In Q1 of 2020, DRUM created Project Reconnect together in partnership with HSBC UK and Guardian Labs. The campaign showcased the HSBC UK’s work in supporting homeless people by providing them with bank accounts that don’t require a fixed address.
Together we needed to raise awareness of HSBC’s efforts in enabling social mobility for those people on the fringes of society and highlight key initiatives such as their No Fixed abode bank account – which is a potential steppingstone out of the vicious cycle of homelessness.
The partnership, also negotiated and managed by DRUM showed heartfelt, moving stories about how people’s lives had changed since living on the street. Showcasing that the system could be on their side, that the financial organisation has a role to play in building an inclusive economy and helping to position HSBC as a bank for everyone in society.

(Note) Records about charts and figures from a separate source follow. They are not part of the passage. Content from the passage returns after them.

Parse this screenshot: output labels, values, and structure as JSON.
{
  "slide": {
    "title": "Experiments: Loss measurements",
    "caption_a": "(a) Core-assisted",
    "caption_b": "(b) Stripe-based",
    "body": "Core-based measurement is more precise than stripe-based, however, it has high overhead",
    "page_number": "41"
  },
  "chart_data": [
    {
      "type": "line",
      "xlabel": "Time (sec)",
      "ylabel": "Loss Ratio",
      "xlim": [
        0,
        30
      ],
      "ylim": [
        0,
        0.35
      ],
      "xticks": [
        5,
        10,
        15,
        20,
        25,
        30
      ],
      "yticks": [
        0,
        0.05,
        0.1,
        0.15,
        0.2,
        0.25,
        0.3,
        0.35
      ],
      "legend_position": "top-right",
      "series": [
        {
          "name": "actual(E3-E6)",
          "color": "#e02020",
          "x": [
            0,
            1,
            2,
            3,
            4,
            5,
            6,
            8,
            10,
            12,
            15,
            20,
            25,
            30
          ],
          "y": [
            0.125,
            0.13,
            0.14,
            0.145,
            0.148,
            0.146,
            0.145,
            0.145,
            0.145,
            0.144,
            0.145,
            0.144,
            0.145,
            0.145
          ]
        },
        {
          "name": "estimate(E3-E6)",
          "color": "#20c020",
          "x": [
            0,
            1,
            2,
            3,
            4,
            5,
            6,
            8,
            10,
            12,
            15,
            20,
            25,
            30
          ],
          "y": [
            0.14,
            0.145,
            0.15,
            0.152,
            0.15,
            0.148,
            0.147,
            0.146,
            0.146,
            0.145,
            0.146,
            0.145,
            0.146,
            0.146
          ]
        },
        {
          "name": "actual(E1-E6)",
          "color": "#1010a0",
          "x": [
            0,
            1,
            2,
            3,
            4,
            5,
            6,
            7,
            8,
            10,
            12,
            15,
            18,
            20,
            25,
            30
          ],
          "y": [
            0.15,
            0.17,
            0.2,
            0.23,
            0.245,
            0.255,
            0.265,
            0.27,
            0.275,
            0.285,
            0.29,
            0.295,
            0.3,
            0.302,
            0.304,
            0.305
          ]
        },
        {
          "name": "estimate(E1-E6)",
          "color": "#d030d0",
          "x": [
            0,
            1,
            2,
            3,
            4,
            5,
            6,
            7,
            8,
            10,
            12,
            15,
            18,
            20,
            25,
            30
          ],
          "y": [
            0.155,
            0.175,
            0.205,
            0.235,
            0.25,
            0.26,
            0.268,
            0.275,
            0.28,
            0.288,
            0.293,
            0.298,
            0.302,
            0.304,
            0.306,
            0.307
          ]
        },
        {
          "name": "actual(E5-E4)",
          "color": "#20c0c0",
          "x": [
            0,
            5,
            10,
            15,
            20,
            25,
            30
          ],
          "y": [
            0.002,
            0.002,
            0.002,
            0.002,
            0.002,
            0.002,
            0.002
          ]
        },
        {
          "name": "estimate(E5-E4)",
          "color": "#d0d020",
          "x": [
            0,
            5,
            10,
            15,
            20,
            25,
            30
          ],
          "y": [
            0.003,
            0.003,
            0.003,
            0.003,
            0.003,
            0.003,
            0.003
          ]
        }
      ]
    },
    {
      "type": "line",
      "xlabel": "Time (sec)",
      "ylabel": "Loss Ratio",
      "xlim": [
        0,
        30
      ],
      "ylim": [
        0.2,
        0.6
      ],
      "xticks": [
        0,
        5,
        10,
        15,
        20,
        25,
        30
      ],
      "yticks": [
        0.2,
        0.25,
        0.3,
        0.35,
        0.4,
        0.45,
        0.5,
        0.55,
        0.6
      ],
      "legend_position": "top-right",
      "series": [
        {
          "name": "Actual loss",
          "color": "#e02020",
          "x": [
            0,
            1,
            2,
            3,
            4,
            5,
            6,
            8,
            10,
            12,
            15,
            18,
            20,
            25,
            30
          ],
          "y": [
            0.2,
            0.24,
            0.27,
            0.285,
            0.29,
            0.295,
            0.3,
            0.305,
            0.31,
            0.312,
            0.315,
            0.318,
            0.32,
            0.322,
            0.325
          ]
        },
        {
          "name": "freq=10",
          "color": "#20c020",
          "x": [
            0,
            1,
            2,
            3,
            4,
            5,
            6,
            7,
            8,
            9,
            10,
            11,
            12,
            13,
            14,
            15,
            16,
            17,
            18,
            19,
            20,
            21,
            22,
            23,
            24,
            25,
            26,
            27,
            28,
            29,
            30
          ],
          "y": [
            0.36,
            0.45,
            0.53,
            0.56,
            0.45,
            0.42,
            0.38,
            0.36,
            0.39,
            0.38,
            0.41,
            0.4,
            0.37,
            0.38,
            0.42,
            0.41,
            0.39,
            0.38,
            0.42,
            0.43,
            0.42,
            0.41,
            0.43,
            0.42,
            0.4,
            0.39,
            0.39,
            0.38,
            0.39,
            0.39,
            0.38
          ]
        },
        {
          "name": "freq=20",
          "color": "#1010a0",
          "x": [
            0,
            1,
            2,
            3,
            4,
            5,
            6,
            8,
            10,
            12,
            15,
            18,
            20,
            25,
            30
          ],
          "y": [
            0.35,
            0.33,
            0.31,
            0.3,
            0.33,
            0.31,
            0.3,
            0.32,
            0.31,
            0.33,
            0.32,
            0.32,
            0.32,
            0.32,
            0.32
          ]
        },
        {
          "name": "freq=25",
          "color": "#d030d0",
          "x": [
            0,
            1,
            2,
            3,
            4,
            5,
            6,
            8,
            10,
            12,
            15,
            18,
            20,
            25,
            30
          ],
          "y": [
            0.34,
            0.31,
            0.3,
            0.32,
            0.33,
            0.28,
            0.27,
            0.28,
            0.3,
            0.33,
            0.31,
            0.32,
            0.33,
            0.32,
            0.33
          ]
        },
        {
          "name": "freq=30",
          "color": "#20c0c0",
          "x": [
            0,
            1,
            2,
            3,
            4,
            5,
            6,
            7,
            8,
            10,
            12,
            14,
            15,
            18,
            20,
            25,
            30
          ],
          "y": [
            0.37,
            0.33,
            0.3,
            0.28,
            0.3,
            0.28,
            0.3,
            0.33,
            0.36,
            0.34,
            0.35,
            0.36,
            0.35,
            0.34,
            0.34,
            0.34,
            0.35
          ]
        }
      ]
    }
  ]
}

The campaign featured a documentary film co-produced with ‘3 Angry Men’ and starring Corky Clubman. Corky had a wife, children and a successful career, but after his marriage broke down he found himself unexpectedly on the streets for 5 years. He describes the everyday struggles of being homeless and how access to a bank account and support from charities has helped him to turn his life around and get back on his feet. The campaign also ran across print, online and social (Facebook, Instagram & Twitter).
The campaign was successful with 70% of people saying it made them more aware of how HSBC UK supports communities in the UK. One in four readers (25%) remembered having seen or heard the campaign when prompted. 79% (4 in 5) who recalled the campaign said they found the content appealing. 73% of the campaign was seen as informative and showed another side of HSBC UK and 68% claimed that the campaign made them want to donate to a homeless charity. Average dwell time was 1.58 seconds (21% above the Guardian benchmark of 1.30 seconds). Total video views of the documentary film of 308,648 (154% against KPI of 200,000).